Since you have the file opened in the editor within PyCharm, you will see multiple green arrows to the left of your code, as illustrated here:
You might remember from Chapter 2, Installing and Configuring PyCharm, that by using a similar green arrow located at the beginning of the main scope of a Python program (the if __name__ == '__main__' condition), we can run the whole program. In general, these green arrows are indeed used to run, not just whole Python programs, but also code snippets and, in this case, unit tests. I personally like to call them run arrows.
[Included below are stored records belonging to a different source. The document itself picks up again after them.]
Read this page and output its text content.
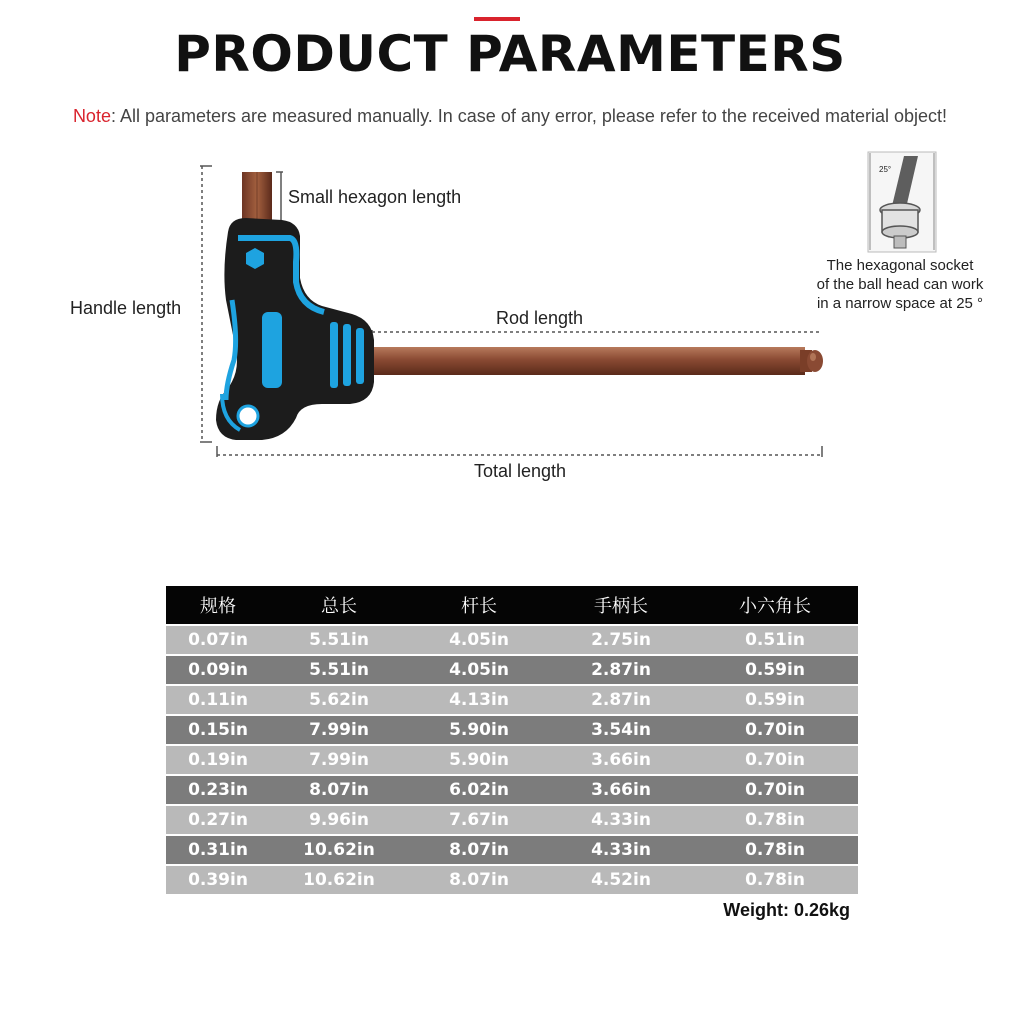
PRODUCT PARAMETERS
Note: All parameters are measured manually. In case of any error, please refer to the received material object!
25°
Small hexagon length
Handle length	Rod length
Total length
The hexagonal socket
of the ball head can work
in a narrow space at 25 °
规格	总长	杆长	手柄长	小六角长
0.07in	5.51in	4.05in	2.75in	0.51in
0.09in	5.51in	4.05in	2.87in	0.59in
0.11in	5.62in	4.13in	2.87in	0.59in
0.15in	7.99in	5.90in	3.54in	0.70in
0.19in	7.99in	5.90in	3.66in	0.70in
0.23in	8.07in	6.02in	3.66in	0.70in
0.27in	9.96in	7.67in	4.33in	0.78in
0.31in	10.62in	8.07in	4.33in	0.78in
0.39in	10.62in	8.07in	4.52in	0.78in
Weight: 0.26kg
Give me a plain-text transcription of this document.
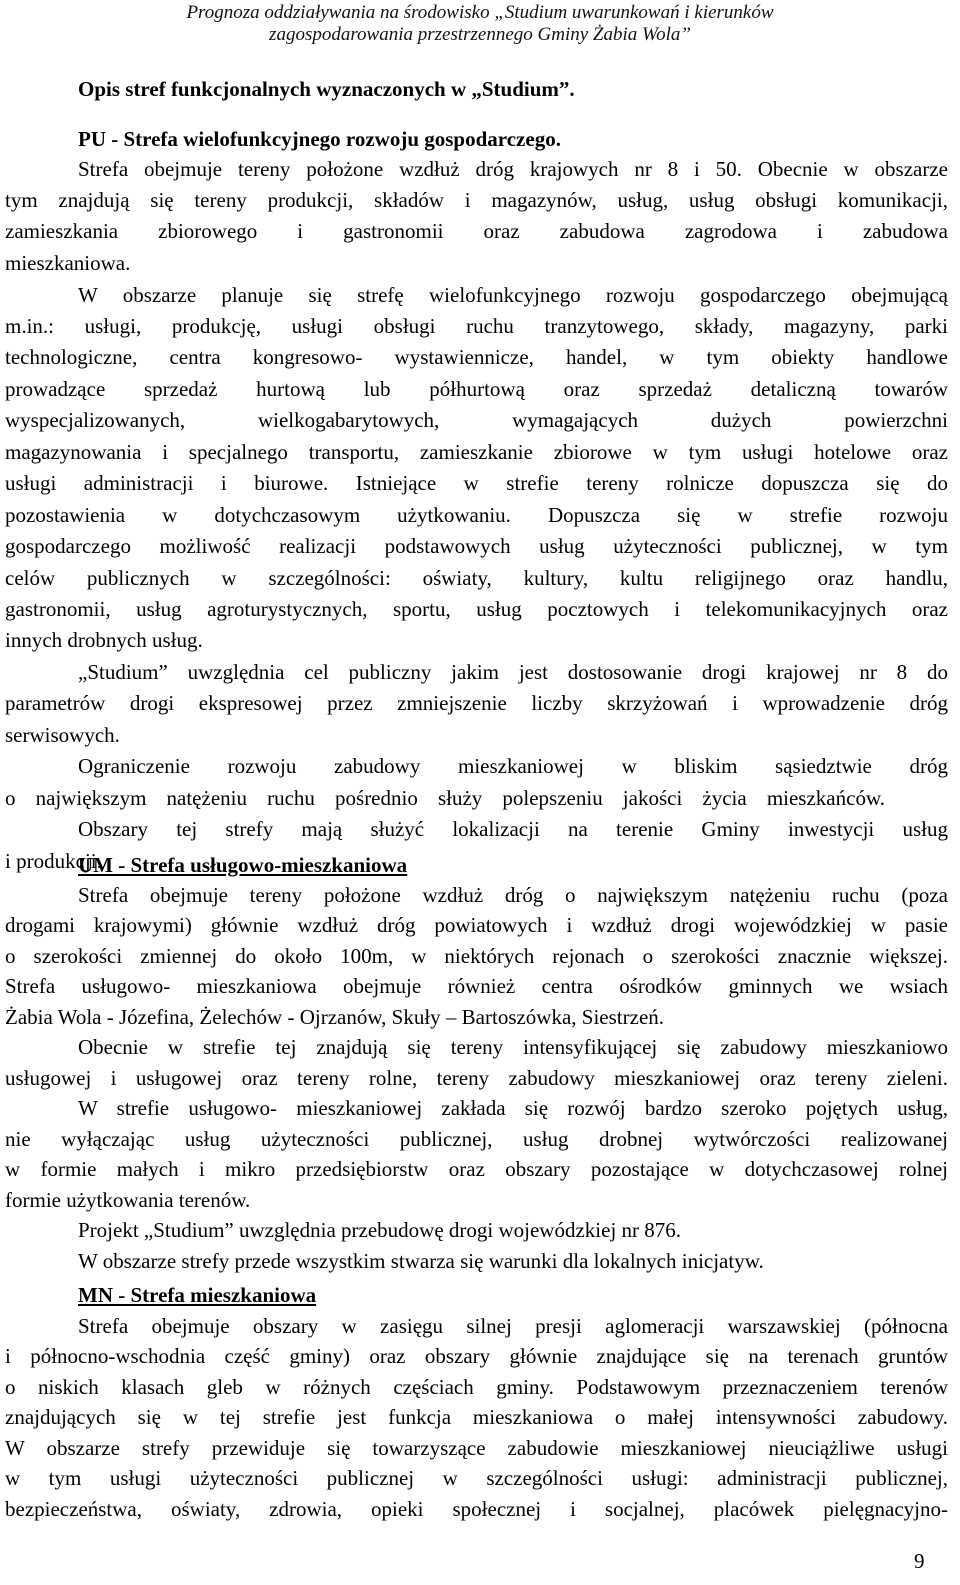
Prognoza oddziaływania na środowisko „Studium uwarunkowań i kierunków
zagospodarowania przestrzennego Gminy Żabia Wola”
Opis stref funkcjonalnych wyznaczonych w „Studium”.
PU - Strefa wielofunkcyjnego rozwoju gospodarczego.
Strefa obejmuje tereny położone wzdłuż dróg krajowych nr 8 i 50. Obecnie w obszarze
tym znajdują się tereny produkcji, składów i magazynów, usług, usług obsługi komunikacji,
zamieszkania zbiorowego i gastronomii oraz zabudowa zagrodowa i zabudowa
mieszkaniowa.
W obszarze planuje się strefę wielofunkcyjnego rozwoju gospodarczego obejmującą
m.in.: usługi, produkcję, usługi obsługi ruchu tranzytowego, składy, magazyny, parki
technologiczne, centra kongresowo- wystawiennicze, handel, w tym obiekty handlowe
prowadzące sprzedaż hurtową lub półhurtową oraz sprzedaż detaliczną towarów
wyspecjalizowanych, wielkogabarytowych, wymagających dużych powierzchni
magazynowania i specjalnego transportu, zamieszkanie zbiorowe w tym usługi hotelowe oraz
usługi administracji i biurowe. Istniejące w strefie tereny rolnicze dopuszcza się do
pozostawienia w dotychczasowym użytkowaniu. Dopuszcza się w strefie rozwoju
gospodarczego możliwość realizacji podstawowych usług użyteczności publicznej, w tym
celów publicznych w szczególności: oświaty, kultury, kultu religijnego oraz handlu,
gastronomii, usług agroturystycznych, sportu, usług pocztowych i telekomunikacyjnych oraz
innych drobnych usług.
„Studium” uwzględnia cel publiczny jakim jest dostosowanie drogi krajowej nr 8 do
parametrów drogi ekspresowej przez zmniejszenie liczby skrzyżowań i wprowadzenie dróg
serwisowych.
Ograniczenie rozwoju zabudowy mieszkaniowej w bliskim sąsiedztwie dróg
o największym natężeniu ruchu pośrednio służy polepszeniu jakości życia mieszkańców.
Obszary tej strefy mają służyć lokalizacji na terenie Gminy inwestycji usług
i produkcji.
UM - Strefa usługowo-mieszkaniowa
Strefa obejmuje tereny położone wzdłuż dróg o największym natężeniu ruchu (poza
drogami krajowymi) głównie wzdłuż dróg powiatowych i wzdłuż drogi wojewódzkiej w pasie
o szerokości zmiennej do około 100m, w niektórych rejonach o szerokości znacznie większej.
Strefa usługowo- mieszkaniowa obejmuje również centra ośrodków gminnych we wsiach
Żabia Wola - Józefina, Żelechów - Ojrzanów, Skuły – Bartoszówka, Siestrzeń.
Obecnie w strefie tej znajdują się tereny intensyfikującej się zabudowy mieszkaniowo
usługowej i usługowej oraz tereny rolne, tereny zabudowy mieszkaniowej oraz tereny zieleni.
W strefie usługowo- mieszkaniowej zakłada się rozwój bardzo szeroko pojętych usług,
nie wyłączając usług użyteczności publicznej, usług drobnej wytwórczości realizowanej
w formie małych i mikro przedsiębiorstw oraz obszary pozostające w dotychczasowej rolnej
formie użytkowania terenów.
Projekt „Studium” uwzględnia przebudowę drogi wojewódzkiej nr 876.
W obszarze strefy przede wszystkim stwarza się warunki dla lokalnych inicjatyw.
MN - Strefa mieszkaniowa
Strefa obejmuje obszary w zasięgu silnej presji aglomeracji warszawskiej (północna
i północno-wschodnia część gminy) oraz obszary głównie znajdujące się na terenach gruntów
o niskich klasach gleb w różnych częściach gminy. Podstawowym przeznaczeniem terenów
znajdujących się w tej strefie jest funkcja mieszkaniowa o małej intensywności zabudowy.
W obszarze strefy przewiduje się towarzyszące zabudowie mieszkaniowej nieuciążliwe usługi
w tym usługi użyteczności publicznej w szczególności usługi: administracji publicznej,
bezpieczeństwa, oświaty, zdrowia, opieki społecznej i socjalnej, placówek pielęgnacyjno-
9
As you click on any of these run arrows, a list of options will appear, displaying various actions you can have PyCharm perform with the code snippet that corresponds to that arrow:
For now, we can select the first option, Run 'Unittests for test_e...', to execute a specific test class or method. For example, when I chose the option to run the test_mul() method in the MathTest class, PyCharm executed that specific test method and opened the Run panel to display the output that's produced by the test. The following is my output after the execution:
Testing started at 14:17 ...
/usr/local/bin/python3.7 /Applications/PyCharm.app/Contents/helpers/pycharm/_jb_unittest_runner.py --target test_example.MathTest.test_mul
Launching unittests with arguments python -m unittest test_example.MathTest.test_mul in /Users/quannguyen/PycharmProjects/PyCharm-Book/Chapter06/Testing
Ran 1 test in 0.001s
OK
Process finished with exit code 0
Looking closely at the output, specifically the line that starts with Launching unittests..., we can see that PyCharm is acting as the middleman between the programmer and the command line. In particular, PyCharm specified that the argument that was used was python -m unittest test_example.MathTest.test_mul, which is the exact command we would use via the command line to execute the same test.
This is quite a useful feature: instead of having to type out the whole command in the command line, we can now simply visually locate the specific tests that we'd like to run and take advantage of the corresponding run arrows to execute them in PyCharm. This visual, graphical approach is also friendlier toward new Python programmers/testers.